These are great in a Chinese steamboat. Start with a chicken or lamb stock base mixed with soy, ginger and garlic, then add lamb ribs, silken tofu and julienned Asian vegetables. Or you can marinate your ribs in soy, hoi sin, honey, agrodolce red wine vinegar, garlic and ginger - marinate for four hours or overnight and then bake them in the oven at 170C for around an hour, turning once until the meat is well-done.
The new shanks? Try substituting them in any recipe calling for beef cheeks. Make sure you cook them long enough that you can fork all the meat off the bone before serving. If you've bought lamb neck chops, trim them of excess fat and use them in a classic Lancashire hotpot with plenty of root vegetables and a sprig or two of thyme.
These are best cooked past medium. They're great with gentle marinades (think olive oil, garlic and lemon zest) on a slow South American-style char-grill.
It's a good idea not to cook the loin meat part of the chop past medium; once this is done, lay it on the grill tail-down to take this bit of the chop to well done. You end up with the best of both worlds: crisp, unctuous tail with delicate juicy loin. An alternate to this is to cook the chop with the tail sitting on the hot-spot of your grill and the loin on a cooler section.
You have your own favourite recipes for shanks, I'm sure.
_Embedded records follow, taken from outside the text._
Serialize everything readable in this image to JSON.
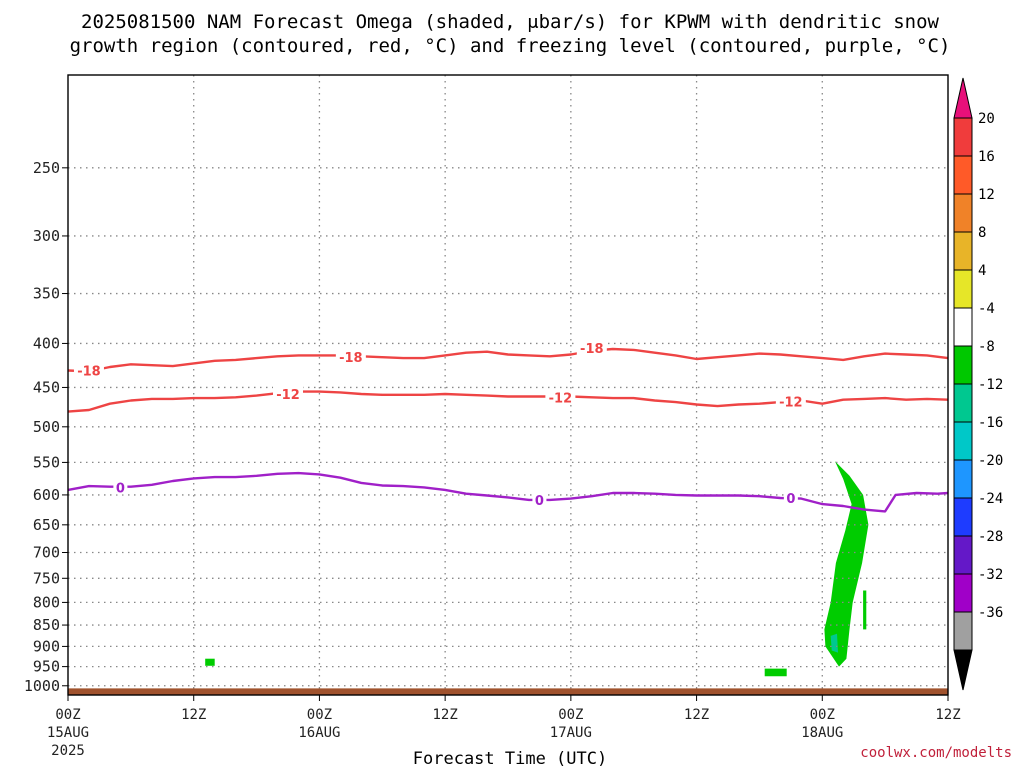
{
  "title_line1": "2025081500 NAM Forecast Omega (shaded, μbar/s) for KPWM with dendritic snow",
  "title_line2": "growth region (contoured, red, °C) and freezing level (contoured, purple, °C)",
  "credit": "coolwx.com/modelts",
  "chart_data": {
    "type": "contour",
    "xlabel": "Forecast Time (UTC)",
    "x_range_hours": [
      0,
      84
    ],
    "x_ticks": [
      {
        "h": 0,
        "l1": "00Z",
        "l2": "15AUG",
        "l3": "2025"
      },
      {
        "h": 12,
        "l1": "12Z",
        "l2": "",
        "l3": ""
      },
      {
        "h": 24,
        "l1": "00Z",
        "l2": "16AUG",
        "l3": ""
      },
      {
        "h": 36,
        "l1": "12Z",
        "l2": "",
        "l3": ""
      },
      {
        "h": 48,
        "l1": "00Z",
        "l2": "17AUG",
        "l3": ""
      },
      {
        "h": 60,
        "l1": "12Z",
        "l2": "",
        "l3": ""
      },
      {
        "h": 72,
        "l1": "00Z",
        "l2": "18AUG",
        "l3": ""
      },
      {
        "h": 84,
        "l1": "12Z",
        "l2": "",
        "l3": ""
      }
    ],
    "y_scale": "log-pressure",
    "y_range_hpa": [
      195,
      1025
    ],
    "y_ticks": [
      250,
      300,
      350,
      400,
      450,
      500,
      550,
      600,
      650,
      700,
      750,
      800,
      850,
      900,
      950,
      1000
    ],
    "grid": true,
    "contours": [
      {
        "label": "-18",
        "color": "#ee4444",
        "label_positions": [
          [
            2,
            430
          ],
          [
            27,
            415
          ],
          [
            50,
            405
          ]
        ],
        "points": [
          [
            0,
            430
          ],
          [
            2,
            431
          ],
          [
            4,
            426
          ],
          [
            6,
            423
          ],
          [
            8,
            424
          ],
          [
            10,
            425
          ],
          [
            12,
            422
          ],
          [
            14,
            419
          ],
          [
            16,
            418
          ],
          [
            18,
            416
          ],
          [
            20,
            414
          ],
          [
            22,
            413
          ],
          [
            24,
            413
          ],
          [
            26,
            413
          ],
          [
            28,
            414
          ],
          [
            30,
            415
          ],
          [
            32,
            416
          ],
          [
            34,
            416
          ],
          [
            36,
            413
          ],
          [
            38,
            410
          ],
          [
            40,
            409
          ],
          [
            42,
            412
          ],
          [
            44,
            413
          ],
          [
            46,
            414
          ],
          [
            48,
            412
          ],
          [
            50,
            408
          ],
          [
            52,
            406
          ],
          [
            54,
            407
          ],
          [
            56,
            410
          ],
          [
            58,
            413
          ],
          [
            60,
            417
          ],
          [
            62,
            415
          ],
          [
            64,
            413
          ],
          [
            66,
            411
          ],
          [
            68,
            412
          ],
          [
            70,
            414
          ],
          [
            72,
            416
          ],
          [
            74,
            418
          ],
          [
            76,
            414
          ],
          [
            78,
            411
          ],
          [
            80,
            412
          ],
          [
            82,
            413
          ],
          [
            84,
            416
          ]
        ]
      },
      {
        "label": "-12",
        "color": "#ee4444",
        "label_positions": [
          [
            21,
            458
          ],
          [
            47,
            462
          ],
          [
            69,
            467
          ]
        ],
        "points": [
          [
            0,
            480
          ],
          [
            2,
            478
          ],
          [
            4,
            470
          ],
          [
            6,
            466
          ],
          [
            8,
            464
          ],
          [
            10,
            464
          ],
          [
            12,
            463
          ],
          [
            14,
            463
          ],
          [
            16,
            462
          ],
          [
            18,
            460
          ],
          [
            20,
            457
          ],
          [
            22,
            455
          ],
          [
            24,
            455
          ],
          [
            26,
            456
          ],
          [
            28,
            458
          ],
          [
            30,
            459
          ],
          [
            32,
            459
          ],
          [
            34,
            459
          ],
          [
            36,
            458
          ],
          [
            38,
            459
          ],
          [
            40,
            460
          ],
          [
            42,
            461
          ],
          [
            44,
            461
          ],
          [
            46,
            461
          ],
          [
            48,
            461
          ],
          [
            50,
            462
          ],
          [
            52,
            463
          ],
          [
            54,
            463
          ],
          [
            56,
            466
          ],
          [
            58,
            468
          ],
          [
            60,
            471
          ],
          [
            62,
            473
          ],
          [
            64,
            471
          ],
          [
            66,
            470
          ],
          [
            68,
            468
          ],
          [
            70,
            466
          ],
          [
            72,
            470
          ],
          [
            74,
            465
          ],
          [
            76,
            464
          ],
          [
            78,
            463
          ],
          [
            80,
            465
          ],
          [
            82,
            464
          ],
          [
            84,
            465
          ]
        ]
      },
      {
        "label": "0",
        "color": "#a020c8",
        "label_positions": [
          [
            5,
            588
          ],
          [
            45,
            608
          ],
          [
            69,
            605
          ]
        ],
        "points": [
          [
            0,
            592
          ],
          [
            2,
            586
          ],
          [
            4,
            587
          ],
          [
            6,
            587
          ],
          [
            8,
            584
          ],
          [
            10,
            578
          ],
          [
            12,
            574
          ],
          [
            14,
            572
          ],
          [
            16,
            572
          ],
          [
            18,
            570
          ],
          [
            20,
            567
          ],
          [
            22,
            566
          ],
          [
            24,
            568
          ],
          [
            26,
            573
          ],
          [
            28,
            581
          ],
          [
            30,
            585
          ],
          [
            32,
            586
          ],
          [
            34,
            588
          ],
          [
            36,
            592
          ],
          [
            38,
            598
          ],
          [
            40,
            601
          ],
          [
            42,
            604
          ],
          [
            44,
            608
          ],
          [
            46,
            608
          ],
          [
            48,
            606
          ],
          [
            50,
            602
          ],
          [
            52,
            597
          ],
          [
            54,
            597
          ],
          [
            56,
            598
          ],
          [
            58,
            600
          ],
          [
            60,
            601
          ],
          [
            62,
            601
          ],
          [
            64,
            601
          ],
          [
            66,
            602
          ],
          [
            68,
            605
          ],
          [
            70,
            606
          ],
          [
            72,
            615
          ],
          [
            74,
            618
          ],
          [
            76,
            624
          ],
          [
            78,
            627
          ],
          [
            79,
            600
          ],
          [
            81,
            597
          ],
          [
            83,
            598
          ],
          [
            84,
            597
          ]
        ]
      }
    ],
    "shading": [
      {
        "value_range": [
          -8,
          -4
        ],
        "color": "#00cc00",
        "polygon": [
          [
            73.2,
            548
          ],
          [
            74,
            575
          ],
          [
            74.8,
            615
          ],
          [
            74.2,
            660
          ],
          [
            73.3,
            720
          ],
          [
            72.8,
            800
          ],
          [
            72.2,
            860
          ],
          [
            72.3,
            900
          ],
          [
            73.6,
            950
          ],
          [
            74.3,
            930
          ],
          [
            74.6,
            860
          ],
          [
            74.9,
            800
          ],
          [
            75.8,
            720
          ],
          [
            76.4,
            650
          ],
          [
            75.9,
            600
          ],
          [
            74.6,
            570
          ]
        ]
      },
      {
        "value_range": [
          -8,
          -4
        ],
        "color": "#00cc00",
        "polygon": [
          [
            75.9,
            775
          ],
          [
            76.2,
            775
          ],
          [
            76.2,
            860
          ],
          [
            75.9,
            860
          ]
        ]
      },
      {
        "value_range": [
          -8,
          -4
        ],
        "color": "#00cc00",
        "polygon": [
          [
            13.1,
            930
          ],
          [
            14,
            930
          ],
          [
            14,
            948
          ],
          [
            13.1,
            948
          ]
        ]
      },
      {
        "value_range": [
          -8,
          -4
        ],
        "color": "#00cc00",
        "polygon": [
          [
            66.5,
            955
          ],
          [
            68.6,
            955
          ],
          [
            68.6,
            975
          ],
          [
            66.5,
            975
          ]
        ]
      },
      {
        "value_range": [
          -12,
          -8
        ],
        "color": "#00c890",
        "polygon": [
          [
            72.8,
            875
          ],
          [
            73.4,
            870
          ],
          [
            73.5,
            915
          ],
          [
            72.9,
            910
          ]
        ]
      }
    ],
    "ground": {
      "color": "#a0522d",
      "pressure_hpa": 1007
    },
    "colorbar": {
      "labels": [
        "20",
        "16",
        "12",
        "8",
        "4",
        "-4",
        "-8",
        "-12",
        "-16",
        "-20",
        "-24",
        "-28",
        "-32",
        "-36"
      ],
      "bands": [
        {
          "color": "#e8107a",
          "role": "arrow-top"
        },
        {
          "color": "#f03c3c"
        },
        {
          "color": "#ff5a28"
        },
        {
          "color": "#f08228"
        },
        {
          "color": "#e8b428"
        },
        {
          "color": "#e6e628"
        },
        {
          "color": "#ffffff"
        },
        {
          "color": "#00c800"
        },
        {
          "color": "#00c890"
        },
        {
          "color": "#00c8c8"
        },
        {
          "color": "#1e96ff"
        },
        {
          "color": "#1e3cff"
        },
        {
          "color": "#6418c8"
        },
        {
          "color": "#a000c8"
        },
        {
          "color": "#a0a0a0"
        },
        {
          "color": "#000000",
          "role": "arrow-bottom"
        }
      ]
    }
  }
}
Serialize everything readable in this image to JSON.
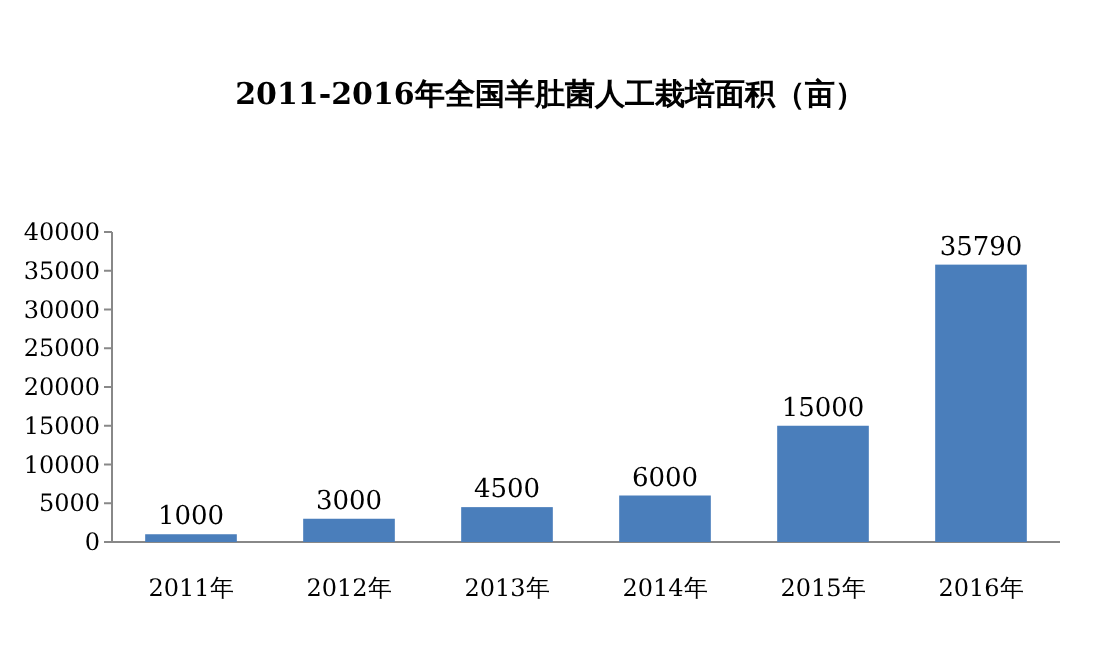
{
  "chart_data": {
    "type": "bar",
    "title": "2011-2016年全国羊肚菌人工栽培面积（亩）",
    "categories": [
      "2011年",
      "2012年",
      "2013年",
      "2014年",
      "2015年",
      "2016年"
    ],
    "values": [
      1000,
      3000,
      4500,
      6000,
      15000,
      35790
    ],
    "color": "#4a7ebb",
    "ylim": [
      0,
      40000
    ],
    "yticks": [
      0,
      5000,
      10000,
      15000,
      20000,
      25000,
      30000,
      35000,
      40000
    ],
    "data_labels": true,
    "grid": false
  }
}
I can tell you, though, that roasting a pan full of browned and seasoned hindquarter shanks is one way to stop family arguments over who gets the shank end from a roasted leg of lamb.
My first preference for leg is to butterfly it and marinate it in olive oil with a mix of some of the other flavours that suit lamb (a quality plain yoghurt with mint, lemon and garlic or sherry, honey, mild mustard, lemon and garlic). Butterflying the leg slashes through the four or five muscle groups there and means the muscle bundles can't tighten in the cooking process. Strip the meat after cooking and serve atop seasoned couscous or cracked wheat. Leg of lamb can be tricky to roast perfectly because there can be up to five different muscle groups in the one cut of leg. I find the best way around this is to cook the leg as slow and low as possible, stopping when the inside of the thickest part of the leg reads 60C on a meat thermometer.
A very popular cut in the restaurant trade and with good reason - of all the muscles in the leg this is the most suited to being roasted to medium or medium-rare. All the classic lamb seasonings go well with rump but southern French flavours like olive oil, bay, thyme, tarragon, fennel, marjoram, red wine and shallots come up particularly nicely, as does a Greek version with olive oil, garlic, oregano, thyme and lemon juice. Brown first, then place in a medium oven for 15 to 20 minutes
A number of Australian chefs use lamb stock in many of their dishes to deliver a flavour strength midway between chicken and beef stocks. It's important to roast the bones when you're making a lamb stock, but the really critical thing is to continuously skim the fat off the top as you go.
This is a real delicacy and we're fortunate to have an abundant supply of this fantastic product. Lamb's fry from a milk-fed lamb is a wondrous thing and needs nothing more than simple grilling then dipping into something like a Madeira sauce.